All diese Fotos sind Nazi-Produkte mit dem Ziel der Huldigung und Heroisierung. Sie sind allesamt bereits „künstlich“, da für einen bestimmten Zweck kreiert worden, ohne dass dieser durch die Internetsuche benannt wird.   Auf den zweiten Blick fallen allerdings fällt eine zweite Gruppe von Fotos auf, die man pseudohistorisch nennen könnte:

  • „Stills“ aus Computerspielen
  • historisierende, tatsächlich aber aktuelle Inszenierungen
  • aktuelle pro-faschistische Huldigungen, z.B. aus Lettland
  • Werbung für Spielzeug, Büsten, Kleidung usw.

Geht man über zu den Ergebnissen in der Suchrubrik „Videos“, kommt man zur Plattform „youtube“. Auch sie ist offen für jedermann. Es ist kein von einem Rundfunkrat wie auch immer überwachtes Programm, sondern ein Markt von um Aufmerksamkeit buhlenden Anbietern. Als erstes fallen beim Suchbegriff „Waffen-SS“ dann allerdings doch Filme des öffentlich-rechtlichen Fernsehens auf. Die weitergehenden Hinweise, von der blinden künstlichen Intelligenz der youtube-Maschine errechnet, verweisen auf weitere Filme, die den Nutzer „interessieren“ könnten. Bereits im nächsten Schritt landet man bei Zeitzeugenvideos ehemaliger SS-Männer, die ihre Taten rechtfertigen und Schuld leugnen. Deren Aufrufzahlen gehen leicht in die Zehntausende.   Das Betrachten von youtube-Filmen ist kein reines Konsumieren mehr wie beim Fernsehen, sondern es gibt die Möglichkeit sich aktiv einzubringen:

  • durch Erstellen und Hochladen der Filme
  • durch Annahme fiktiver Identitäten (Avatare)
  • durch kommentieren und diskutieren
  • durch Geldverdienen

Als letztes betrachten wir die Rubrik „Shopping“. Hier trifft man auf eine große Anzahl von Produkten wie „Ärmelbänder der Waffen-SS“ für 9,52 €, Spielfiguren, Bücher, Uniformen usw. Die Werbetexte orientieren auf das „rein soldatische“ der Waffen-SS, ihren „Elite-Charakter“ usw. Es gibt sogar Anzeigen. Was kann man sich erhoffen, wenn man unter dem Schlagwort „Waffen-SS“ Werbung macht?   Zusammenfassend kann man feststellen:

  • Es gibt eine ungeheure Anzahl an Material.
  • Es ist ein Markt, es werden Ideen angeboten ebenso wie Waren.
  • Kritisches ist mit apologetischem auf Augenhöhe vermischt.
  • Die Angebote sind in der Mehrzahl apologetisch.
  • Einige, aber eher die Minderheit der Apologetiker, sind offen neonazistisch.
  • Es entkontextualisiert: Es geht um bestimmte Aspekte (z.B. Kleidung) ohne den historischen Zusammenhang.
  • Der Markt ist international.
  • Man kann als Nutzer etwas tun: kaufen, spielen, basteln, kommentieren.
  • An der prinzipiellen Offenheit des Systems wird sich nichts ändern, d.h. man muss sich darauf einstellen, dass alles genannte als Rahmenbedingung unsere Geschichtspolitik wesentlich bestimmen wird.

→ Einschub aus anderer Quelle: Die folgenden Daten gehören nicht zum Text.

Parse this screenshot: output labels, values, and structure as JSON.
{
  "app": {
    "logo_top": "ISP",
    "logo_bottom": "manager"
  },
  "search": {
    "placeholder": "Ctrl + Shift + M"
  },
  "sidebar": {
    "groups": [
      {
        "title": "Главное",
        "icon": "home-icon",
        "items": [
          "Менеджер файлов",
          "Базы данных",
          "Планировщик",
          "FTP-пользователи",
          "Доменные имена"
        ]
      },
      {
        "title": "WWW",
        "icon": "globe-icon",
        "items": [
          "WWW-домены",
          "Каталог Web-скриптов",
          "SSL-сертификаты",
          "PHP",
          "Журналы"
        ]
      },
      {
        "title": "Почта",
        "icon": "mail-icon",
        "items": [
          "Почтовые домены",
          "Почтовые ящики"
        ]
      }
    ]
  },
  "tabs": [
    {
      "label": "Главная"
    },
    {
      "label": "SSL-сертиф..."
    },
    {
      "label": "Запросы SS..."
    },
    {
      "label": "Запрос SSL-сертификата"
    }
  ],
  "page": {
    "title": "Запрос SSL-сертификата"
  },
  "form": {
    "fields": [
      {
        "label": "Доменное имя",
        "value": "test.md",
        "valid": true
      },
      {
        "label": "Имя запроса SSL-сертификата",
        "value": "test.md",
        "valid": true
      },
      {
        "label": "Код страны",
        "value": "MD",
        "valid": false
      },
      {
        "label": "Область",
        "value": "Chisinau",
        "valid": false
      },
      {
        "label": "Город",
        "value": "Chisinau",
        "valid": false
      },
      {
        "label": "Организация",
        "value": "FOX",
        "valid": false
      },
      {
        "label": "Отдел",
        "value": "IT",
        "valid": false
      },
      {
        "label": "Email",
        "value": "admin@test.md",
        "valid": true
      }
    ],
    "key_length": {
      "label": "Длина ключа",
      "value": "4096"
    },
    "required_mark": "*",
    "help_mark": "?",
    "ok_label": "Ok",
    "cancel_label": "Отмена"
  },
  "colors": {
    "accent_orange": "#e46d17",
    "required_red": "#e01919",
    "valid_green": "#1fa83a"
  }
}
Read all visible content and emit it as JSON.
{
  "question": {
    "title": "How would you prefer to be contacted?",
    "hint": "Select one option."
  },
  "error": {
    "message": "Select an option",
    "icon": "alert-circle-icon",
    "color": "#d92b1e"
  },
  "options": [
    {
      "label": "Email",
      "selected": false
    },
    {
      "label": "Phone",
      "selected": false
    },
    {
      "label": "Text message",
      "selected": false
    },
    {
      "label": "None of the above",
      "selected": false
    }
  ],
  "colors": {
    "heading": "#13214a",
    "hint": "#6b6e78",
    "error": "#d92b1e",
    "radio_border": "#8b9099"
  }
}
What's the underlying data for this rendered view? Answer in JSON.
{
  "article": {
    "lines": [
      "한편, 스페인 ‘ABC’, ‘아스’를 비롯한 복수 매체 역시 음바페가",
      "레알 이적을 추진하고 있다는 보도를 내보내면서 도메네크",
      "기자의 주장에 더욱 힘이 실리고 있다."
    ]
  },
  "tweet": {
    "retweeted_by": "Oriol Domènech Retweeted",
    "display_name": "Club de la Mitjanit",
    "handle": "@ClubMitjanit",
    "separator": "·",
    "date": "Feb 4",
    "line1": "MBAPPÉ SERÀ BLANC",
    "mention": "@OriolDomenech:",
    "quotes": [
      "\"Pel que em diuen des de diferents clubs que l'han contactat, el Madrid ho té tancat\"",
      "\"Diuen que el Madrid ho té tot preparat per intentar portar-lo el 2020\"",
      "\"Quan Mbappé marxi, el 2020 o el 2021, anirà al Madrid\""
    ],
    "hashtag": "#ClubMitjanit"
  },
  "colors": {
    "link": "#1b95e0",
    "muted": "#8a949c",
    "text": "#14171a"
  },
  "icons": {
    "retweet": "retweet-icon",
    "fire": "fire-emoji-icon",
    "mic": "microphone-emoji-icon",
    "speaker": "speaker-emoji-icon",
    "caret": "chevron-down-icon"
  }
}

Es ändert sich an den Ergebnissen nicht einmal etwas, wenn man den Suchbegriff um „Verbrechen“ ergänzt. Was man erhält, sind weitgehend Materialien zum Thema „Verbrechen an der Waffen-SS“ nicht „von der Waffen-SS“. Der nicht in kritischer Nutzung des Internets geübte Nutzer bleibt leicht auf dieser Ebene stehen. Er wird nicht unbedingt dahin kommen zu bemerken, dass z.B. Werbeplakate der Waffen-SS von der Suchmaschine aus geschichtswissenschaftlichen oder pädagogischen Seiten herausgefiltert wurden. Erlebt hat er einen Tsunami an glorifizierenden Bildimpulsen. Wie viele der Nutzer werden sich ihm willig überlassen?